Kurdish fighters from the People's Protection Units (YPG) walk in the Ghwairan neighborhood of Hasaka, Syria, August 22, 2016. (Photo: Reuters)
Turkey warned Monday it would carry out more strikes on a Syrian Kurdish militia if it failed to retreat beyond the Euphrates River, as Washington condemned their weekend clashes as "unacceptable".
Turkish forces pressed on with a two-pronged operation inside Syria against the Islamic State (IS) militants and the Syrian Kurdish People's Protection Units (YPG), shelling over a dozen targets.
But strikes against the YPG are hugely sensitive as the Kurdish group -- seen as a terror group by Ankara -- is an ally of Turkey's NATO ally, the United States, in the fight against IS in Syria.
Ankara said it had killed 25 Kurdish "terrorists" in strikes on YPG positions on Sunday, a day after a Turkish soldier was killed in a rocket attack allegedly by the militia.
The US envoy for the fight against IS, Brett McGurk, called the clashes "unacceptable" and urged an immediate de-escalation.
Turkey's operation aims to push the YPG back across the Euphrates River to prevent it joining up the region east of the river already under its control with a Kurdish-held area to the west.
US Vice President Joe Biden, visiting Ankara last week, said Washington had told the YPG to go back across the Euphrates or risk losing American support. But Ankara says it had seen no evidence of this.
"The YPG... needs to cross east of the Euphrates as soon as possible. So long as they don't, they will be a target," said Foreign Minister Mevlut Cavusoglu.
"In the places where it has moved, the YPG forces everyone out -- including Kurds -- who do not think like it does and carries out ethnic cleansing," he added.
Cavusoglu said the ethnic composition of the area around the city of Manbij west of the Euphrates -- captured by the YPG from IS earlier this month -- was largely Arab.
He said that those who had lived in the area before fighting broke out should be the ones who return and not new Kurdish migrants.
"But that is not the goal of the YPG," he said at a news conference alongside his Dutch counterpart Bert Koenders.
Cavusoglu also hailed the success of the lightning operation by Turkish-backed Syrian Arab fighters, who on Wednesday captured the town of Jarabulus from IS.
"As you see, even with a small force, the Daesh terrorist organisation is leaving and running away from the regions under their control," he added.
The Britain-based Syrian Observatory for Human Rights said at least 40 civilians were killed in Turkish shelling and air strikes on Sunday, claims that were strongly rejected by Ankara.
"Allegations that... civilians were shot at or targeted do not reflect the truth," the premier's office said, adding the army was taking "all necessary measures to prevent any harm to the civilian population".
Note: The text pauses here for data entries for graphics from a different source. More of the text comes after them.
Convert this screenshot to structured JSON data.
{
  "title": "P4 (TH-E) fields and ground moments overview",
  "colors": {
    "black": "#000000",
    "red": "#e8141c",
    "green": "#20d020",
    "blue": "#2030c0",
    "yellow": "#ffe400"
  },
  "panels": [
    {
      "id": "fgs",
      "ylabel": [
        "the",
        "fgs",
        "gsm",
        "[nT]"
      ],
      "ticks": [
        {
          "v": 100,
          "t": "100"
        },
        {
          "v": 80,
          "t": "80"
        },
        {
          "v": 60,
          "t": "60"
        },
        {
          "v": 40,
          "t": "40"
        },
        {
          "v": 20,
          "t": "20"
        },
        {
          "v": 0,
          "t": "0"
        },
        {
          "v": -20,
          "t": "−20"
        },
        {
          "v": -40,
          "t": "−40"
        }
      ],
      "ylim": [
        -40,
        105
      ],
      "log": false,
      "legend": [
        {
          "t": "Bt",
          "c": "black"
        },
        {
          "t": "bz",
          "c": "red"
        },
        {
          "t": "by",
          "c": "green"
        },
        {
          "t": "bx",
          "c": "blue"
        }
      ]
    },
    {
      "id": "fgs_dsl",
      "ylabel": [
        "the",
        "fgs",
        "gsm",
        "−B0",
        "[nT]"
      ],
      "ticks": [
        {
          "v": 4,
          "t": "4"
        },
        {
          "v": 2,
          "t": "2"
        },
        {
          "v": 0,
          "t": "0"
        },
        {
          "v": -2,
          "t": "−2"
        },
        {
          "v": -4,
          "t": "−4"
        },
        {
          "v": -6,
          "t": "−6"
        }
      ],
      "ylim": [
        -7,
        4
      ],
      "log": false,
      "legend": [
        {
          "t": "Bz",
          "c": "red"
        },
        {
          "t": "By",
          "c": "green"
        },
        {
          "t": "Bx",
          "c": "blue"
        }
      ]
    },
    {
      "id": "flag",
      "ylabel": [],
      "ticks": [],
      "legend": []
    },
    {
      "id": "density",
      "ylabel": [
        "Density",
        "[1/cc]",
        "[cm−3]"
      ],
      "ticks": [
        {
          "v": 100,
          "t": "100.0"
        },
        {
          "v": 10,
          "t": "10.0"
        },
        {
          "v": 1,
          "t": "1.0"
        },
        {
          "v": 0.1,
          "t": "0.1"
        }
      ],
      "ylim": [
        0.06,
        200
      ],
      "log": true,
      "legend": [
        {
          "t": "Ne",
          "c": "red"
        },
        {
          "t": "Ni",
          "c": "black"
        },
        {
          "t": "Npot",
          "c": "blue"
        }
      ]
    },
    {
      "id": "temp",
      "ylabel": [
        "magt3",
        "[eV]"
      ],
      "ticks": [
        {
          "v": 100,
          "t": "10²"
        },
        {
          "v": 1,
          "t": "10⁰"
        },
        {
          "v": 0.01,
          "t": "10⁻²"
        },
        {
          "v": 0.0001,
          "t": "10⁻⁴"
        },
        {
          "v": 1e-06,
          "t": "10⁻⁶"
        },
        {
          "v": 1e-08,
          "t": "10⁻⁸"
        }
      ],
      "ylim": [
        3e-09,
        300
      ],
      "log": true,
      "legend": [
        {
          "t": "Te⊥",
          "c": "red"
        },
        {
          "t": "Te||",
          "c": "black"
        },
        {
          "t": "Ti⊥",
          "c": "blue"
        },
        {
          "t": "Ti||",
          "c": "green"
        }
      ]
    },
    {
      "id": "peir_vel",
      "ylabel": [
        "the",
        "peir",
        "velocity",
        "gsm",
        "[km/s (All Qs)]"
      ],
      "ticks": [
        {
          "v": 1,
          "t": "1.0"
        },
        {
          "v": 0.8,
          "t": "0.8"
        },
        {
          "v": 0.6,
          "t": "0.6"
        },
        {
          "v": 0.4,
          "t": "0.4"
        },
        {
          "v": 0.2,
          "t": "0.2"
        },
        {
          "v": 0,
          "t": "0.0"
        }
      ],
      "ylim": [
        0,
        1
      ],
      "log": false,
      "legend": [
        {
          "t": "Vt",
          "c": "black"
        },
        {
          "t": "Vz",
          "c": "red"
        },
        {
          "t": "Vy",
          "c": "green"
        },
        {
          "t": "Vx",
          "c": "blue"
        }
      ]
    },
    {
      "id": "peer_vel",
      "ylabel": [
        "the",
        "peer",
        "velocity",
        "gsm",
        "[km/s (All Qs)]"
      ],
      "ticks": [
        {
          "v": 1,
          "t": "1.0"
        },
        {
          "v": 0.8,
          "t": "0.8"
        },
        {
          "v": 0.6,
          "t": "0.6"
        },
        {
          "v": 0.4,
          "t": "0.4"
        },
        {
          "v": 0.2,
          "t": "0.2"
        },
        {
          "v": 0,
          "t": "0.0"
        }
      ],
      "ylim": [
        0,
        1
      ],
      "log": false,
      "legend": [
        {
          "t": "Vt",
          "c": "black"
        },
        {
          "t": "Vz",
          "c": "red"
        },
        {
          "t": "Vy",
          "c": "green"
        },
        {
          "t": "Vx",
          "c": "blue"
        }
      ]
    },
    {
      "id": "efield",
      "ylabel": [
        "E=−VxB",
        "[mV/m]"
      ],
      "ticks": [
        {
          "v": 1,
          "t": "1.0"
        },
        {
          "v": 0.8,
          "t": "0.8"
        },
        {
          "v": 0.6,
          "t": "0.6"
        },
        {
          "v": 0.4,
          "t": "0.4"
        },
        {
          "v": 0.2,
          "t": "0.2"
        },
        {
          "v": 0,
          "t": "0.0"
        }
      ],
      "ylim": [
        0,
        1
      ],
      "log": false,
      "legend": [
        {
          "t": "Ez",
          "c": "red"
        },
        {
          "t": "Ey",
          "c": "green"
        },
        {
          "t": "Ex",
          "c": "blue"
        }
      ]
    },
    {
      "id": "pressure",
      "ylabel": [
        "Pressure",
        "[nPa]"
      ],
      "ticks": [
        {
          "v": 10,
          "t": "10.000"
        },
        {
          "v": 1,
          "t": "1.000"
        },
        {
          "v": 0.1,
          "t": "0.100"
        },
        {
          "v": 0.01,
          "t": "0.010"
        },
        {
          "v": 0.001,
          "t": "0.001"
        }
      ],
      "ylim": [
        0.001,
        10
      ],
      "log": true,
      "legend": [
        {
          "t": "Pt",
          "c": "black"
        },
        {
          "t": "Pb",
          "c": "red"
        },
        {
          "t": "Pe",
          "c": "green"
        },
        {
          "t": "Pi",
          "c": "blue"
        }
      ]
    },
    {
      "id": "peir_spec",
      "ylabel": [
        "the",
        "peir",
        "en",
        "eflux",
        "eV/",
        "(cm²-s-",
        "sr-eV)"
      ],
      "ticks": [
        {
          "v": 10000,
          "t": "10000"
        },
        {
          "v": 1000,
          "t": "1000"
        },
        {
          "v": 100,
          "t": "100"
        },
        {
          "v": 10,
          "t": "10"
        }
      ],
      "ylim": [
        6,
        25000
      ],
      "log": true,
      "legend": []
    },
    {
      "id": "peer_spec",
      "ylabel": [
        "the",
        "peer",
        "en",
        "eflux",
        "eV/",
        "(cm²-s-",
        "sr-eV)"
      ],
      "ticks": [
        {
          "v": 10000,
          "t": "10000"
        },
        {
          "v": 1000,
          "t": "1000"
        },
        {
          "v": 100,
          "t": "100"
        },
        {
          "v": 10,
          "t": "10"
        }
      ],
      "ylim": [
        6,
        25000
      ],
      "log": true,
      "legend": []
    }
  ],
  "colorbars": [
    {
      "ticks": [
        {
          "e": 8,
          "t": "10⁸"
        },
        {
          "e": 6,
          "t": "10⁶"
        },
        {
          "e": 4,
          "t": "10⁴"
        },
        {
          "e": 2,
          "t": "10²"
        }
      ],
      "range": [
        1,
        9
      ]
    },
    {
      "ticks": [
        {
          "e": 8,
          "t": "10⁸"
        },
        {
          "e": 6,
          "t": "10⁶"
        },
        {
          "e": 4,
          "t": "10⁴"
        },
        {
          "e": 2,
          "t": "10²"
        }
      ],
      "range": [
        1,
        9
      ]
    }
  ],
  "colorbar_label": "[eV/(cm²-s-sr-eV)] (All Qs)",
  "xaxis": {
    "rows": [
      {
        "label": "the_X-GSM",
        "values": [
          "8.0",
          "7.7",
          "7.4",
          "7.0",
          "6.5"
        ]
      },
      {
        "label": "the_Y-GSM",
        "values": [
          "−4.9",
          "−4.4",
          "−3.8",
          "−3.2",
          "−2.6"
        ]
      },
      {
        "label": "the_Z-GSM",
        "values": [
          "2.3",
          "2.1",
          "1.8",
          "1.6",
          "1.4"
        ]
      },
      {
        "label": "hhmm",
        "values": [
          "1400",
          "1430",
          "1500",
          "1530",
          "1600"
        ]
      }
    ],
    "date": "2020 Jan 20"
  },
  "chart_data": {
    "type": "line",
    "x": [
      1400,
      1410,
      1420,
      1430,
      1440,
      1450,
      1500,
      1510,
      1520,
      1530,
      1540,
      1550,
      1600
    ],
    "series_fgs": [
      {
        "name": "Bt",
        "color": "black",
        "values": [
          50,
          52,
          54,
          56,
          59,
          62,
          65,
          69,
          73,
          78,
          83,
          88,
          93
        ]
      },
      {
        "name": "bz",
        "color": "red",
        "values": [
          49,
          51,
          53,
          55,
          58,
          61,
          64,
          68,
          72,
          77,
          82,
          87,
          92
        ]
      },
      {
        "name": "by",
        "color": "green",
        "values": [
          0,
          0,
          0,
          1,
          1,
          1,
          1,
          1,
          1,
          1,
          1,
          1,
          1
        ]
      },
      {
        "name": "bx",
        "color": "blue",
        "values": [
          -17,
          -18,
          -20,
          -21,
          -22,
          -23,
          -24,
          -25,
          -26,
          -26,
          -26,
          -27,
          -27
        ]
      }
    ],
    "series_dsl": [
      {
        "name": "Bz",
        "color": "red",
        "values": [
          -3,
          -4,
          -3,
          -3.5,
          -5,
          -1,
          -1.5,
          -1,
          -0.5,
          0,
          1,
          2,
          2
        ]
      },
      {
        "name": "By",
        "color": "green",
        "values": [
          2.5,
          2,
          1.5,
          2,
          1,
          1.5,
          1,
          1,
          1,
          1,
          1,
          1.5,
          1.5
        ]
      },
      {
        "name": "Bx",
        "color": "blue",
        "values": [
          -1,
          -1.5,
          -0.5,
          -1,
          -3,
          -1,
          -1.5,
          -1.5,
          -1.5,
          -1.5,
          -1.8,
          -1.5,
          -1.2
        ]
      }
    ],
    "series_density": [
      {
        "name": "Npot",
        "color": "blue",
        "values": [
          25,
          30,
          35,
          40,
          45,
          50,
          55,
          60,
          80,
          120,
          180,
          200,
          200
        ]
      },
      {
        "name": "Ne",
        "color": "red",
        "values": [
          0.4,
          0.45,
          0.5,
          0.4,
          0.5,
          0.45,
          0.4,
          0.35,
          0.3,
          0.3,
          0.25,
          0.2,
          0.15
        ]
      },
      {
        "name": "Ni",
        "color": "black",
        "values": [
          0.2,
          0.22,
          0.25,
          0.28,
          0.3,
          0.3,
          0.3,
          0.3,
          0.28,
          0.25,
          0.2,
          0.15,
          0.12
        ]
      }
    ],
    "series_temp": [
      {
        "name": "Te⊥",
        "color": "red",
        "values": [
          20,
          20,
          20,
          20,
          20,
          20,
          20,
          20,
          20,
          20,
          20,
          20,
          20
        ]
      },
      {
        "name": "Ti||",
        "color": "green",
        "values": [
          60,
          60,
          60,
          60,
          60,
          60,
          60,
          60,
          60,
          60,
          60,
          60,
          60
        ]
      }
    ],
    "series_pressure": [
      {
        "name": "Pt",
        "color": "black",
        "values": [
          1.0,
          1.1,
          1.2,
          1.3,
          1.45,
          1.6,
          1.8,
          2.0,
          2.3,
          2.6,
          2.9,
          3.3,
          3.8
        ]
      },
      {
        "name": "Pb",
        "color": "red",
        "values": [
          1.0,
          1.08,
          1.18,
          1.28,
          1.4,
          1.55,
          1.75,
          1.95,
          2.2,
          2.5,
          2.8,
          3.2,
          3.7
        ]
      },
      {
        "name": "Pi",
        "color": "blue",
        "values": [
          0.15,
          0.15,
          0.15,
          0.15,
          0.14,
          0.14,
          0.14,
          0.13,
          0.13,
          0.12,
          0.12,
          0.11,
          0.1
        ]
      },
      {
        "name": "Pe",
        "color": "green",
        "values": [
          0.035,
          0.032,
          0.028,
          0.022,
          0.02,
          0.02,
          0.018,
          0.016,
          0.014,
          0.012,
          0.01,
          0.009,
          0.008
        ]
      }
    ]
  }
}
It said 13 villages had "been cleared of terrorist elements" and were now controlled by anti-regime Syrian fighters that Ankara refers to as the Free Syrian Army (FSA).
Ankara-backed forces captured the IS border stronghold of Jarabulus last week, facing seemingly little resistance from the militants who fled to strongholds further south.
But the standoff with the Kurdish militia has been intense, with a Turkish soldier killed on Saturday in a YPG rocket attack on his tank.
McGurk wrote on Twitter that Washington was monitoring the reports of air strikes and clashes and found such fighting -- in an area clear of IS -- "unacceptable and a source of deep concern".
"The United States was not involved in these activities, they were not coordinated with US forces, and we do not support them," he said.
He called for steps to de-escalate the situation, adding that Washington was "actively engaged to facilitate such deconfliction" to keep the focus on the fight against IS.
NTV television said that in new action Monday the Turkish artillery had shelled 15 targets in northern Syria. It did not say which group was targeted.
Addressing a rally in the southern city of Gaziantep on Sunday, President Recep Tayyip Erdogan vowed to combat IS and the YPG "with the same determination."
Erdogan said Turkey's patience had run out after its border was repeatedly hit by IS rocket fire and 55 people were killed in a suicide bombing last weekend in Gaziantep.
Erdogan said the attack was carried out by a 14-year-old boy acting on the orders of the militants.